IOTA kooperiert mit RIDDLE & Code um das Internet der Dinge zu verwirklichen

IOTA ist eine deutsche Kryptowährung die das Internet der Dinge mit Hilfe seines Tangels entscheidend vorantreiben will. Es sind bereits einige Branchenschwergewichte im Boot wie Bosch oder VW, die von IOTA’s Technologie überzeugt sind. Der neueste Partner ist ein bekannt Hard- und Softwarehersteller.

Der vielseitig aufgestellte Hardwarehersteller RIDDLE&CODE gab gestern bekannt, dass IOTAs Distributed Ledger in seiner neuen Produktlinie für das Internet der Dinge (IOT) eingesetzt wird. Beide Unternehmen wollen dadurch demonstrieren, dass durch die Integration von IOTA’s Tangle autonome Maschine-zu-Maschine Transakionen vollständig unabhängig abgewickelt werden können.
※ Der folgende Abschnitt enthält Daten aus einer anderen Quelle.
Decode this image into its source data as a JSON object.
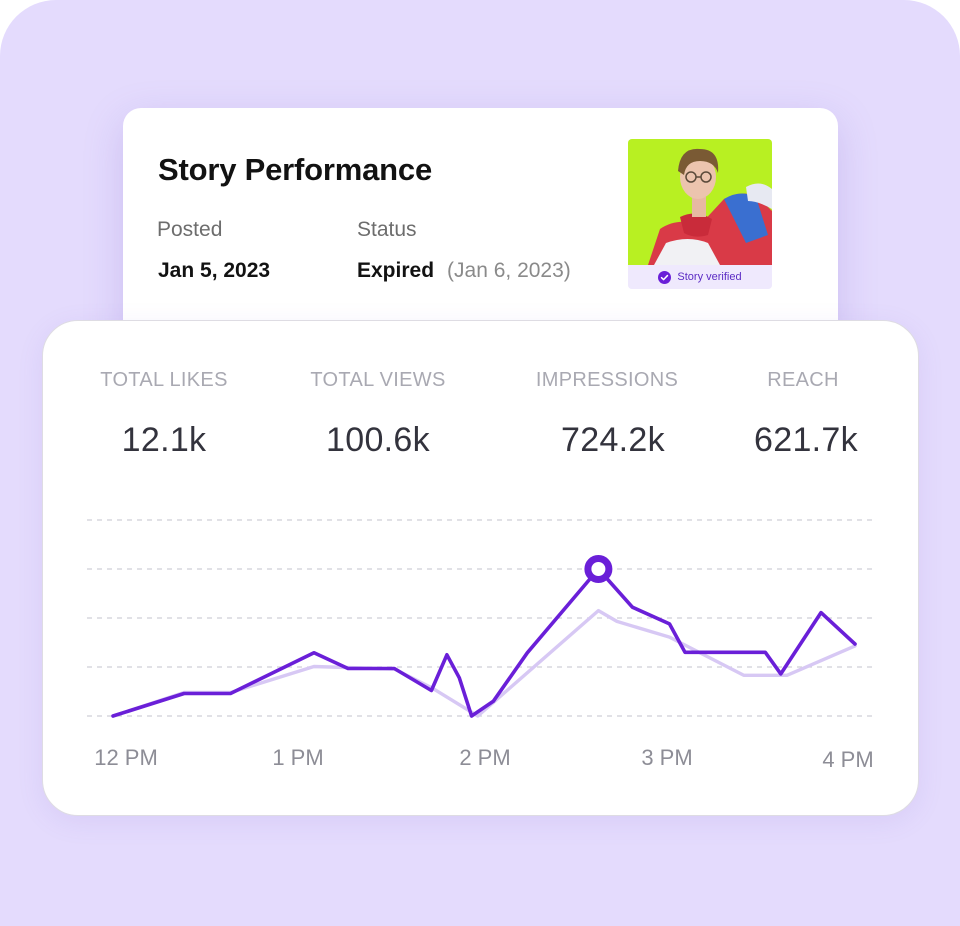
{
  "story": {
    "title": "Story Performance",
    "posted_label": "Posted",
    "posted_value": "Jan 5, 2023",
    "status_label": "Status",
    "status_value": "Expired",
    "status_date": "(Jan 6, 2023)",
    "verified_label": "Story verified",
    "verified_icon": "check-circle-icon"
  },
  "stats": [
    {
      "label": "TOTAL LIKES",
      "value": "12.1k"
    },
    {
      "label": "TOTAL VIEWS",
      "value": "100.6k"
    },
    {
      "label": "IMPRESSIONS",
      "value": "724.2k"
    },
    {
      "label": "REACH",
      "value": "621.7k"
    }
  ],
  "colors": {
    "background": "#e4dbfd",
    "accent": "#6a1fd8",
    "accent_light": "#d7c8f4",
    "thumb_bg": "#b8f022"
  },
  "chart_data": {
    "type": "line",
    "x_tick_labels": [
      "12 PM",
      "1 PM",
      "2 PM",
      "3 PM",
      "4 PM"
    ],
    "xlim": [
      0,
      240
    ],
    "ylim": [
      0,
      4
    ],
    "grid": "horizontal-dashed",
    "highlight_point": {
      "x": 157,
      "y": 3
    },
    "series": [
      {
        "values": [
          [
            0,
            0
          ],
          [
            23,
            0.46
          ],
          [
            38,
            0.46
          ],
          [
            65,
            1.29
          ],
          [
            76,
            0.97
          ],
          [
            91,
            0.97
          ],
          [
            103,
            0.52
          ],
          [
            108,
            1.25
          ],
          [
            112,
            0.78
          ],
          [
            116,
            0
          ],
          [
            123,
            0.3
          ],
          [
            134,
            1.29
          ],
          [
            157,
            3
          ],
          [
            168,
            2.22
          ],
          [
            180,
            1.88
          ],
          [
            185,
            1.3
          ],
          [
            211,
            1.3
          ],
          [
            216,
            0.86
          ],
          [
            229,
            2.11
          ],
          [
            240,
            1.47
          ]
        ]
      },
      {
        "values": [
          [
            0,
            0
          ],
          [
            23,
            0.48
          ],
          [
            38,
            0.48
          ],
          [
            65,
            1.01
          ],
          [
            91,
            0.96
          ],
          [
            103,
            0.58
          ],
          [
            118,
            0
          ],
          [
            157,
            2.15
          ],
          [
            163,
            1.93
          ],
          [
            180,
            1.61
          ],
          [
            204,
            0.83
          ],
          [
            218,
            0.83
          ],
          [
            240,
            1.43
          ]
        ]
      }
    ]
  }
}
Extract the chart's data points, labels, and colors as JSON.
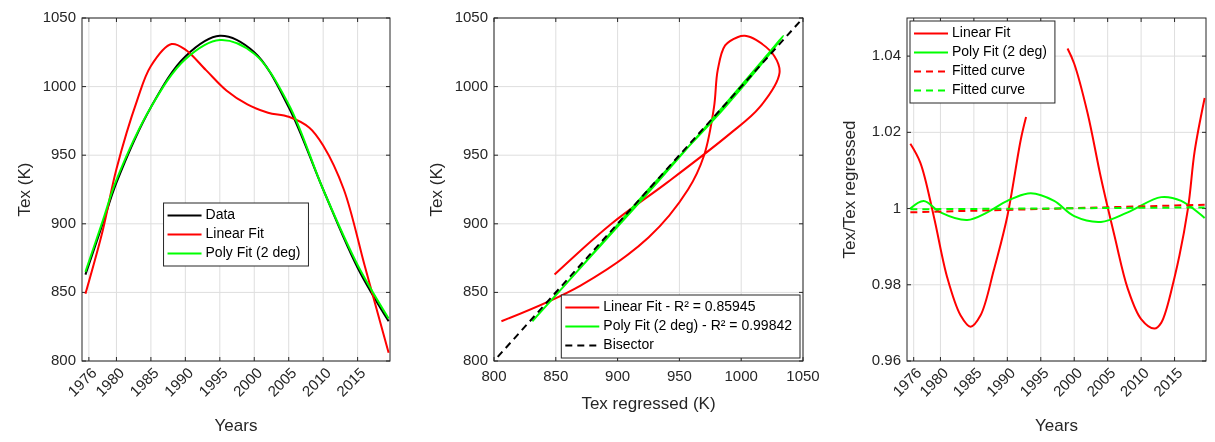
{
  "chart_data": [
    {
      "type": "line",
      "xlabel": "Years",
      "ylabel": "Tex (K)",
      "xlim": [
        1975,
        2019.7
      ],
      "xticks": [
        1976,
        1980,
        1985,
        1990,
        1995,
        2000,
        2005,
        2010,
        2015
      ],
      "ylim": [
        800,
        1050
      ],
      "yticks": [
        800,
        850,
        900,
        950,
        1000,
        1050
      ],
      "grid": true,
      "legend": "center",
      "series": [
        {
          "name": "Data",
          "color": "#000000",
          "x": [
            1975.5,
            1978,
            1980,
            1985,
            1990,
            1995,
            2000,
            2005,
            2010,
            2015,
            2019.5
          ],
          "values": [
            863,
            900,
            930,
            985,
            1022,
            1037,
            1025,
            985,
            925,
            868,
            829
          ]
        },
        {
          "name": "Linear Fit",
          "color": "#ff0000",
          "x": [
            1975.5,
            1978,
            1980,
            1983,
            1985,
            1988,
            1990,
            1993,
            1996,
            1999,
            2002,
            2005,
            2008,
            2010,
            2013,
            2016,
            2019.5
          ],
          "values": [
            849,
            895,
            940,
            990,
            1015,
            1031,
            1027,
            1012,
            997,
            987,
            981,
            978,
            970,
            957,
            925,
            870,
            806
          ]
        },
        {
          "name": "Poly Fit (2 deg)",
          "color": "#00ff00",
          "x": [
            1975.5,
            1978,
            1980,
            1985,
            1990,
            1995,
            2000,
            2005,
            2010,
            2015,
            2019.5
          ],
          "values": [
            865,
            902,
            932,
            985,
            1020,
            1034,
            1024,
            987,
            925,
            870,
            831
          ]
        }
      ]
    },
    {
      "type": "line",
      "xlabel": "Tex regressed (K)",
      "ylabel": "Tex (K)",
      "xlim": [
        800,
        1050
      ],
      "xticks": [
        800,
        850,
        900,
        950,
        1000,
        1050
      ],
      "ylim": [
        800,
        1050
      ],
      "yticks": [
        800,
        850,
        900,
        950,
        1000,
        1050
      ],
      "grid": true,
      "legend": "bottom right",
      "series": [
        {
          "name": "Linear Fit - R² = 0.85945",
          "color": "#ff0000",
          "x": [
            849,
            895,
            940,
            990,
            1015,
            1031,
            1027,
            1012,
            1003,
            997,
            987,
            981,
            978,
            970,
            957,
            925,
            870,
            806
          ],
          "values": [
            863,
            900,
            930,
            965,
            985,
            1010,
            1022,
            1034,
            1037,
            1036,
            1030,
            1012,
            985,
            950,
            925,
            890,
            855,
            829
          ]
        },
        {
          "name": "Poly Fit (2 deg) - R² = 0.99842",
          "color": "#00ff00",
          "x": [
            865,
            902,
            932,
            985,
            1020,
            1034,
            1024,
            987,
            925,
            870,
            831
          ],
          "values": [
            863,
            900,
            930,
            985,
            1022,
            1037,
            1025,
            985,
            925,
            868,
            829
          ]
        },
        {
          "name": "Bisector",
          "color": "#000000",
          "line_style": "dashed",
          "x": [
            803,
            1050
          ],
          "values": [
            803,
            1050
          ]
        }
      ]
    },
    {
      "type": "line",
      "xlabel": "Years",
      "ylabel": "Tex/Tex regressed",
      "xlim": [
        1975,
        2019.7
      ],
      "xticks": [
        1976,
        1980,
        1985,
        1990,
        1995,
        2000,
        2005,
        2010,
        2015
      ],
      "ylim": [
        0.96,
        1.05
      ],
      "yticks": [
        0.96,
        0.98,
        1,
        1.02,
        1.04
      ],
      "grid": true,
      "legend": "top left",
      "series": [
        {
          "name": "Linear Fit",
          "color": "#ff0000",
          "x": [
            1975.5,
            1977,
            1979,
            1981,
            1983,
            1984.5,
            1986,
            1988,
            1990,
            1992,
            1992.8,
            1995,
            1997,
            1999,
            2000,
            2002,
            2004,
            2006,
            2008,
            2010,
            2012,
            2013,
            2015,
            2017,
            2018,
            2019.5
          ],
          "values": [
            1.017,
            1.012,
            0.998,
            0.982,
            0.972,
            0.969,
            0.972,
            0.984,
            0.998,
            1.018,
            1.024,
            null,
            null,
            1.042,
            1.038,
            1.025,
            1.008,
            0.993,
            0.979,
            0.971,
            0.9685,
            0.97,
            0.982,
            1.0,
            1.015,
            1.029
          ]
        },
        {
          "name": "Poly Fit (2 deg)",
          "color": "#00ff00",
          "x": [
            1975.5,
            1977.5,
            1980,
            1984,
            1987,
            1990,
            1993.5,
            1997,
            2000,
            2004,
            2008,
            2013,
            2016,
            2019.5
          ],
          "values": [
            1.0,
            1.002,
            0.999,
            0.997,
            0.999,
            1.002,
            1.004,
            1.002,
            0.998,
            0.9965,
            0.999,
            1.003,
            1.002,
            0.9975
          ]
        },
        {
          "name": "Fitted curve",
          "color": "#ff0000",
          "line_style": "dashed",
          "x": [
            1975.5,
            2019.5
          ],
          "values": [
            0.999,
            1.001
          ]
        },
        {
          "name": "Fitted curve",
          "color": "#00ff00",
          "line_style": "dashed",
          "x": [
            1975.5,
            2019.5
          ],
          "values": [
            0.9998,
            1.0003
          ]
        }
      ]
    }
  ]
}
Die von RIDDLE&CODE bereitgestellte Hardware schafft eine sichere Umgebung für Geschäftsprzesse, die nur zuverlässige Daten aus vertrauenswürdigen Quellen zulässt. Tom Fuerstner, Gründer und derzeitiger CTO von RIDDLE&CODE, führte aus, dass durch diese Zusammenarbeit sehr komplexe Anwendungsfälle in den verschiedensten Branchen möglich werden (frei übersetzt):

Industrielle und intelligente Stadtumgebungen in der realen Welt erfordern vertrauenswürdige, skalierbare und transparente Umgebungen vom End-to-End-Bereich bis zum Speichern von Daten. Indem wir einen IoT-Sensor oder eine Maschine sicher mit unseren Kryptochips und Middleware an das IOTA Tangle anschließen, liefern wir genau das.

Bisher konnte industrielle IOTA-Projekte nur verteilte Ledger verwenden, um der Datenverarbeitung und -speicherung zu vertrauen. Durch den neuen RIDDLE&CODE-Kryptochip erhalten Geräte eine neue Identität, die ihn zu einer vertrauenswürdigen Datenquelle macht. Dadurch wird einfach und effektiv zwischen vertrauenswürdigen Datenquellen und externen Quellen unterschieden, sodass nur für den Prozess erforderliche Informationen zugelassen werden. Dieser Schritt soll Endverbrauchern das Vertrauen geben, ein Auto oder einen Industrieroboter zu beauftragen, verschiedene Aufgaben autonom und unabhängig zu erledigen, einschließlich der Steuerung des Energieverbrauchs oder der Bestellung von Teilen die „Just-in-Time“ ausgeliefert werden.

Holger Köther, Direktor für Kooperationen bei der IOTA Stiftung, führt aus, dass durch diese Partnerschaft der Funktionsumfang möglicher angeschlossener Geräte an das IOTA Ökosystem, deutlich erweitert wird (frei übersetzt):

Jedes Gerät, beispielsweise ein intelligenter Stromzähler, kann an das Ökosystem angeschlossen werden, um beispielsweise den Energieverbrauch zu messen. Das sichere Element stellt eine Identität bereit, die zum Schreiben von Transaktionen in das IOTA-Tangle verwendet wird.